Küresel ısınmanın sonucu olarak iklim değişikliğinin etkilerini her geçen gün çok daha net ve acı bir şekilde görmeye başladık. 2020 yılında Türkiye’de 984 kere aşırı hava olayı yaşandı ve bu sayı rekor olarak kayıtlara geçti. Kışın ortasında gördüğümüz yüksek sıcaklıklar, normalin çok altındaki yağış miktarları ya da sel felaketleri, kuraklıklar, günlük yaşamı durma noktasına getiren anlık hava olayları gibi iklime bağlı pek çok değişim neredeyse normalleşmeye başladı. Bu durumun normalleşmesi ve kimsenin hiçbir müdahalede bulunmaması bir noktada hayatımızı yaşanmaz bir hale getirecek. Neyse ki henüz hiçbir şey bitmiş değil ve hala yapabileceklerimiz sayesinde dünyamızı kurtarabiliriz. Bireysel olarak yapabileceklerimizle ilgili önerilerimizi “Gıda Atıklarını Azaltmanın Yolları”, “Karbon Ayak İzi Azaltmanın Yolları” ve “Doğaya Etkilerimizde Yeni Bir Kavram Daha: Su Ayak İzi” yazılarımızda bulabilirsiniz. Bu yazımızda ise toplumlar ve ülkeler çapında iklim değişikliği konusunda yapılanları ele alacağız.

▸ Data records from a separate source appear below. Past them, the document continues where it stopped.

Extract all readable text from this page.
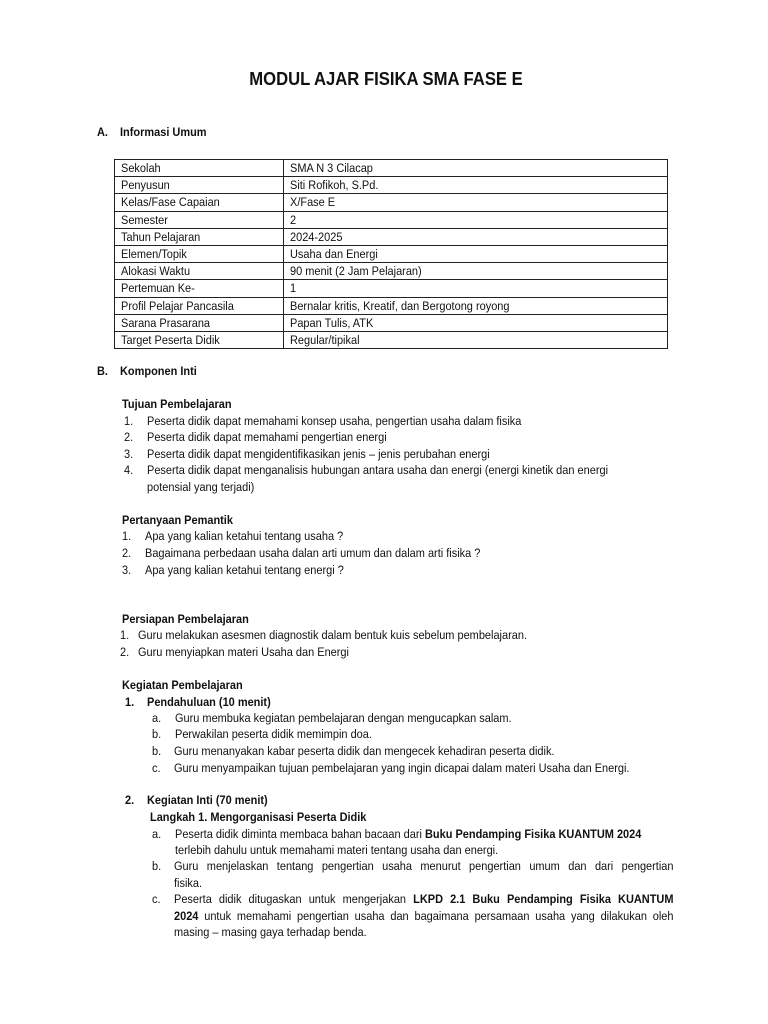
MODUL AJAR FISIKA SMA FASE E
A. Informasi Umum
Sekolah	SMA N 3 Cilacap
Penyusun	Siti Rofikoh, S.Pd.
Kelas/Fase Capaian	X/Fase E
Semester	2
Tahun Pelajaran	2024-2025
Elemen/Topik	Usaha dan Energi
Alokasi Waktu	90 menit (2 Jam Pelajaran)
Pertemuan Ke-	1
Profil Pelajar Pancasila	Bernalar kritis, Kreatif, dan Bergotong royong
Sarana Prasarana	Papan Tulis, ATK
Target Peserta Didik	Regular/tipikal
B. Komponen Inti
Tujuan Pembelajaran
1. Peserta didik dapat memahami konsep usaha, pengertian usaha dalam fisika
2. Peserta didik dapat memahami pengertian energi
3. Peserta didik dapat mengidentifikasikan jenis – jenis perubahan energi
4. Peserta didik dapat menganalisis hubungan antara usaha dan energi (energi kinetik dan energi
potensial yang terjadi)
Pertanyaan Pemantik
1. Apa yang kalian ketahui tentang usaha ?
2. Bagaimana perbedaan usaha dalan arti umum dan dalam arti fisika ?
3. Apa yang kalian ketahui tentang energi ?
Persiapan Pembelajaran
1. Guru melakukan asesmen diagnostik dalam bentuk kuis sebelum pembelajaran.
2. Guru menyiapkan materi Usaha dan Energi
Kegiatan Pembelajaran
1. Pendahuluan (10 menit)
a. Guru membuka kegiatan pembelajaran dengan mengucapkan salam.
b. Perwakilan peserta didik memimpin doa.
b. Guru menanyakan kabar peserta didik dan mengecek kehadiran peserta didik.
c. Guru menyampaikan tujuan pembelajaran yang ingin dicapai dalam materi Usaha dan Energi.
2. Kegiatan Inti (70 menit)
Langkah 1. Mengorganisasi Peserta Didik
a. Peserta didik diminta membaca bahan bacaan dari Buku Pendamping Fisika KUANTUM 2024
terlebih dahulu untuk memahami materi tentang usaha dan energi.
b. Guru menjelaskan tentang pengertian usaha menurut pengertian umum dan dari pengertian
fisika.
c. Peserta didik ditugaskan untuk mengerjakan LKPD 2.1 Buku Pendamping Fisika KUANTUM
2024 untuk memahami pengertian usaha dan bagaimana persamaan usaha yang dilakukan oleh
masing – masing gaya terhadap benda.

İklim Değişikliğine Yönelik Ülkeler Arasında Yapılan Anlaşmalar
Küresel ısınma ve iklim değişikliği kavramlarından önce gündeme gelmiş olan ozon tabakasının incelmesi konusu ve buna çeşitli gazların sebep olduğunun keşfedilmesiyle bu durum ilk olarak 1976 yılında Birleşmiş Milletler Çevre Programı’nın Yönetim Konseyi’nde gündeme getirilmiş ve tartışılmıştır. Bunun üzerine Birleşmiş Milletler Çevre Programı ve Dünya Meteoroloji Örgütü tarafından, ozon tabakasının incelmesini düzenli aralıklarla değerlendirmek için Ozon Tabakası Koordinasyon Komitesi kurulmuştur. Komitenin ilk toplantısı 1977 yılında gerçekleşmiştir. 1981 yılında ise ozon tabakasını incelten maddelerin azaltılmasına ilişkin devletler arasında ilk temas kurulmuş ve 1985 yılında ozon tabakasının korunmasına yönelik Viyana Sözleşmesi kabul edilmiştir. 1987 yılında ise Antartika üzerinde tespit edilen ozon deliği sonucunda, zararlı gaz üretimi konusunda daha katı önlemlere ihtiyaç duyulduğuna karar verilmiş ve ozon tabakasını incelten maddelere ilişkin Montreal Protokolü kabul edilmiştir.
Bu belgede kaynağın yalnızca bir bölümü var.